O SR. PAULO HARTUNG (PPS – ES) – Muito obrigado, Senador Geraldo Lessa.  

Estou falando sobre as eleições deste ano e sobre o debate que a sociedade pode travar sobre a qualidade de vida nas cidades brasileiras. Já falei sobre a questão do saneamento, avançarei um pouco na questão da habitação e ainda vou falar do transporte coletivo urbano.  

Sr. Presidente, a política de habitação também se faz urgente. É o segundo ponto da minha abordagem neste pronunciamento. O acesso à moradia adequada continua sendo um problema no Brasil, entre outros fatores, devido ao desequilíbrio existente entre a oferta habitacional, cujo segmento formal concentra-se nas faixas de renda média e alta, e os déficits qualitativos e quantitativos mais expressivos nas famílias de baixa renda.  

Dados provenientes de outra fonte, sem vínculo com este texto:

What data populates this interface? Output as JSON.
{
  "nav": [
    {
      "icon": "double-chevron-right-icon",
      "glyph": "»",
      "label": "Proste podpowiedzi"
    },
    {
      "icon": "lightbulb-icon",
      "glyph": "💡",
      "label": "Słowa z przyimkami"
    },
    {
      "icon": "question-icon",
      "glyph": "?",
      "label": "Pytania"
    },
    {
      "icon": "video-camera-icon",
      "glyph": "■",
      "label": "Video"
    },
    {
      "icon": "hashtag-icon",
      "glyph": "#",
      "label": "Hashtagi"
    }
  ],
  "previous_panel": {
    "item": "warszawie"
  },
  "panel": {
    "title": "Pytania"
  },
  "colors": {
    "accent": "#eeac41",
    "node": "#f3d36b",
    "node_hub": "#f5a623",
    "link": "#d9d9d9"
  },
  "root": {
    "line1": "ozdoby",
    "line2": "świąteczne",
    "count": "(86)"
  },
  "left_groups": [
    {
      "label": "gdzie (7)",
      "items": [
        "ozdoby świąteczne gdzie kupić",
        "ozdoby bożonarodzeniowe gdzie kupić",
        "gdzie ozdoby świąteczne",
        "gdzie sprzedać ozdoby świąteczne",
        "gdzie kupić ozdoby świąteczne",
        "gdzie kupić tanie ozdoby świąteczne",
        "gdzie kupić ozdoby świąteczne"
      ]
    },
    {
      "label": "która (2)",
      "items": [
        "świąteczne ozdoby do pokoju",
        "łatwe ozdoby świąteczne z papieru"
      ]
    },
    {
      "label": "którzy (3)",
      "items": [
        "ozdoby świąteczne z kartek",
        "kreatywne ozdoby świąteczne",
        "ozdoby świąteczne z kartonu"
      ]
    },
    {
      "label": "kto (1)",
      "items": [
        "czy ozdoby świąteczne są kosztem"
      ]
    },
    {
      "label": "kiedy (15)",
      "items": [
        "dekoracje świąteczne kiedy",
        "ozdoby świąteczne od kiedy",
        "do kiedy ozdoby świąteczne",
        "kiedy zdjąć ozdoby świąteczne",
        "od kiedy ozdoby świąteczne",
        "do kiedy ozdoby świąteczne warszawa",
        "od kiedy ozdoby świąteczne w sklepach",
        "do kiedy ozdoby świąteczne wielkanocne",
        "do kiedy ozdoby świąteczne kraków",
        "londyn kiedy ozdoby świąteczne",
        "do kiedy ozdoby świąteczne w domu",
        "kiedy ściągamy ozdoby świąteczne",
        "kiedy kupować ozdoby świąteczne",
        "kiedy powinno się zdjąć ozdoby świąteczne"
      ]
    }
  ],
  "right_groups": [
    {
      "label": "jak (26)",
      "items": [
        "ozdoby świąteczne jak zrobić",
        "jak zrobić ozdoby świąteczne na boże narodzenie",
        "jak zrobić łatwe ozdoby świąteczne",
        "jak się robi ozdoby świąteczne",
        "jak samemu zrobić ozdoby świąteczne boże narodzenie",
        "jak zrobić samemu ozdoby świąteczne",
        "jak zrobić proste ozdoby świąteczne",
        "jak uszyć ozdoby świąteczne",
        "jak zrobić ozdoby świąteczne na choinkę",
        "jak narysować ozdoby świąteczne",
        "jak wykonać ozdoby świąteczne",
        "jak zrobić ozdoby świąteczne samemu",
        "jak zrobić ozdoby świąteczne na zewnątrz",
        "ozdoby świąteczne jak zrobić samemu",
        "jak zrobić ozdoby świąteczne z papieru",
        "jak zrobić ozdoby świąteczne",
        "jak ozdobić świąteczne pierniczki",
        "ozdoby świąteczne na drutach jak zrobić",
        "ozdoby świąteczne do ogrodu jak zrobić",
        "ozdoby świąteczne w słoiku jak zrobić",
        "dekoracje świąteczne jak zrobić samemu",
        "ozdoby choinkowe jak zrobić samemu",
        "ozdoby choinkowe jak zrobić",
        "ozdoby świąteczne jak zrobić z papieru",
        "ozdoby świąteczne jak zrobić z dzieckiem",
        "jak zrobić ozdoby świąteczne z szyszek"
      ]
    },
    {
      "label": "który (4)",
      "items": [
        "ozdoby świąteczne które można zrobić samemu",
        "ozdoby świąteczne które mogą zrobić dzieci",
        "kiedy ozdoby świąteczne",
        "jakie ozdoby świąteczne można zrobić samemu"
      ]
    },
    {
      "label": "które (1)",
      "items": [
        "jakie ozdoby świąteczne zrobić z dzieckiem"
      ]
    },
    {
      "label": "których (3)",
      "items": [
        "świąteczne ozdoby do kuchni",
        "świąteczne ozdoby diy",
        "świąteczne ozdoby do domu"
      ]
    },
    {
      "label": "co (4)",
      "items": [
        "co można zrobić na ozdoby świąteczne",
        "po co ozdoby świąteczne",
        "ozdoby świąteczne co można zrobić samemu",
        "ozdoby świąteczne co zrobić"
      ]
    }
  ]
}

A maior parte da produção de moradias em nosso País, ao longo dos últimos trinta anos, por incrível que pareça, deu-se à margem dos sistemas oficiais de financiamento, dependendo, quase sempre, da poupança familiar. Só para dar alguns números, de 1964 a 1998, para ser mais preciso, o Sistema Financeiro de Habitação construiu 6,3 milhões de moradias urbanas, contra 26 milhões construídas pelas famílias com recursos próprios, com as suas poupanças próprias.  

O Sr. Carlos Wilson (PPS - PE) – V. Exª me permite um aparte?  

O SR. PAULO HARTUNG (PPS - ES) – Aproveito este momento para conceder, com muito prazer, um aparte ao Senador Carlos Wilson, meu colega de Bancada.  

O Sr. Carlos Wilson (PPS - PE) – Senador Paulo Hartung, na verdade, não gostaria de interromper o pronunciamento de V. Exª, que é um especialista no assunto, como dito aqui pelo Senador Geraldo Lessa, com muita propriedade, um homem público vitorioso como Prefeito da Cidade de Vitória, teve a experiência administrativa. Como pernambucano, como homem de Recife, vejo que V. Exª aborda questões pelas quais minha cidade sofre muito. Ou seja, uma carência muito grande na área de habitação - depois de Belém, o segundo maior déficit de habitação numa capital é exatamente em Recife. O saneamento é a parte mais cruel. Apesar de Recife ser uma cidade muito bonita, posso dizer que só tem 20% da sua área saneada. De cada dez casas, apenas duas dispõem de saneamento básico. O que mostra que, na verdade, o Governo Federal durante esses anos todos foi bastante cruel com a Cidade do Recife e que também não houve, por parte daqueles que tiveram o privilégio, a honra de ser prefeito da cidade, o interesse de resolver uma questão que é fundamental. Uma cidade sem saneamento é uma cidade marcada pela doença, pela falta de turismo, pela falta de tudo o que se possa conceber no momento em que entramos no próximo milênio. V. Exª vai abordar agora a questão do transporte coletivo, e eu quero ouvi-lo. Lá em Recife enfrentamos, talvez, um dos trânsitos mais caóticos do País por conta do transporte alternativo, que não é regulamentado. O transporte coletivo é ruim, e o transporte alternativo, não sendo regulamentado, leva a cidade a enfrentar uma situação de muita dificuldade. Então, eu quero ouvir mais o seu discurso, porque sou um admirador do trabalho que V. Exª desempenha nesta Casa. E, mais ainda, porque sei que é um estudioso nessa área de política urbana. E, quando V. Exª fala num projeto de desenvolvimento urbano para o País, V. Exª fala com muita propriedade. Então, eu vou ouvir o Senador e parabenizo-o pela oportunidade, por abrir um tema que é um tema da maior importância para todo o povo brasileiro.  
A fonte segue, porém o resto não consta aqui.